The Waterloo company’s server network remains highly regarded technology among customers who want strict security for their texts and emails, he said.

“They just won’t be able to sell you the handset you put back in your pocket when you are done,” said Levy.

The last BlackBerry that passed all of Ottawa’s security needs was the Leap, a touch-screen smartphone launched in 2015. The BlackBerry Classic, a keyboard smartphone released in 2014, also met all of Ottawa’s security demands. But neither device is in production today.

“The truth of the matter is you can’t buy a legacy BlackBerry anymore so you need something that runs on Android,” said Levy.

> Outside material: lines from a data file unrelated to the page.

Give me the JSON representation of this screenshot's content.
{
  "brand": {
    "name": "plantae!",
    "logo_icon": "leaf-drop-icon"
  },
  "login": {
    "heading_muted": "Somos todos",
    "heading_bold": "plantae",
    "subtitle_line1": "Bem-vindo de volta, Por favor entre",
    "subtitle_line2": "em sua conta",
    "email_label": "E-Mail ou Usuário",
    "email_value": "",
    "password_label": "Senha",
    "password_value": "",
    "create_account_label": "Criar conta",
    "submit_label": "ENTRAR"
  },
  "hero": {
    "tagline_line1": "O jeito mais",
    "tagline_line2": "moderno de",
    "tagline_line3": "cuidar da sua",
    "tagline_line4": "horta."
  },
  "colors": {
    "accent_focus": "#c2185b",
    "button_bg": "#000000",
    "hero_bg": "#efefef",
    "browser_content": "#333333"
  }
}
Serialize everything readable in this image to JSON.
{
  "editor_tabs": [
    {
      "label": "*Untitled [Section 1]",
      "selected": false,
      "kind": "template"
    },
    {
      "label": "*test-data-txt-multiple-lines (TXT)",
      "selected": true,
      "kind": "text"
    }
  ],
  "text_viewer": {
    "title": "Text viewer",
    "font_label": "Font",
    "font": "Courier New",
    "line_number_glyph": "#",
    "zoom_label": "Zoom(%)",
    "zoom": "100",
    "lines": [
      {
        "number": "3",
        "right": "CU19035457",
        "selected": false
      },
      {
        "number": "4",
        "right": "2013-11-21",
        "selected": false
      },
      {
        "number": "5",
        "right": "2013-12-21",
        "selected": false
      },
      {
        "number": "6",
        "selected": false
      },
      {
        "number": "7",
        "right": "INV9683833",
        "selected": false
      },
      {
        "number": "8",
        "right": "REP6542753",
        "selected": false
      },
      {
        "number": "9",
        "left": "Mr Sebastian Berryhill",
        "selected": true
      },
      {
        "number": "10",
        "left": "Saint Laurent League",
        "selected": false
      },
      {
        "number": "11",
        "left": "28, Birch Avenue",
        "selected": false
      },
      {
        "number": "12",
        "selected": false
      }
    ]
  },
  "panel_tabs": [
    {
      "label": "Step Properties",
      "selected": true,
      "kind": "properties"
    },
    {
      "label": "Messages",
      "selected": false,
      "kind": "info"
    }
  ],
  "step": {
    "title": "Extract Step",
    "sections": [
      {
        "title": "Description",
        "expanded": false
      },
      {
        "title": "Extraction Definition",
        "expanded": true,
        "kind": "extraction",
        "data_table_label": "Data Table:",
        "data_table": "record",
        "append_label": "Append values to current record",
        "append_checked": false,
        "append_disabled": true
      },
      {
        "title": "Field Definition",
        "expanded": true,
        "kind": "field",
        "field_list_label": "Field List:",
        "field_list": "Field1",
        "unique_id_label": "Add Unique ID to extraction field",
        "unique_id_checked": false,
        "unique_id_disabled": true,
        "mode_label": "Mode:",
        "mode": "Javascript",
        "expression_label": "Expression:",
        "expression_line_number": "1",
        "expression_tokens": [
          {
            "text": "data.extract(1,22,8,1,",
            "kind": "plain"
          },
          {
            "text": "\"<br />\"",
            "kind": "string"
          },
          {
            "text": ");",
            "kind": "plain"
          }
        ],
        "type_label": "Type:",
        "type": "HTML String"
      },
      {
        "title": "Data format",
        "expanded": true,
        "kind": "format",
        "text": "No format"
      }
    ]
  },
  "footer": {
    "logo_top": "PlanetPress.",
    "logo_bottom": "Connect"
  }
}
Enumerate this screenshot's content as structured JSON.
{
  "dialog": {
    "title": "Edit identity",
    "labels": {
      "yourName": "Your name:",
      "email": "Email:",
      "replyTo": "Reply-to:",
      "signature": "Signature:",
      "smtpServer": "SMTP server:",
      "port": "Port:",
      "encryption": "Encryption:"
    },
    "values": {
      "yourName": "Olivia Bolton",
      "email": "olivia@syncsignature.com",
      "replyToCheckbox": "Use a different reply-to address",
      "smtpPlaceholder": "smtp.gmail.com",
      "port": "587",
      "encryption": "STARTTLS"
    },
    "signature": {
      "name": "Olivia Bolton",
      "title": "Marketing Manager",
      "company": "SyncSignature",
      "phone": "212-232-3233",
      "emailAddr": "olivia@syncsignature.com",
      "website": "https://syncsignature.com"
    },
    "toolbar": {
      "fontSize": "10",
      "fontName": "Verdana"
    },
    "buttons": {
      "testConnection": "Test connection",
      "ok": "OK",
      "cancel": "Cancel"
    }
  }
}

Samsung’s move underscores the transformation of BlackBerry from a smartphone maker into a software and services company focused on the security of mobile communications. Instead of designing and building its own smartphones, BlackBerry licenses its software for use in phones made by others, such as the Chinese company TCL Communication.

“The sad reality for BlackBerry the company is everyone, including Canadian government employees, wants hardware they can’t offer. They are out of the business,” said Levy.

The programmers, developers and support personnel for BlackBerry smartphones was becoming increasingly difficult to find for government employees, he said.

“The world has moved on, the Canadian government needs to move on as well, and that’s exactly what they are doing here,” said Levy. “So it makes sense to move into Android. It will make it easier to find those resources.”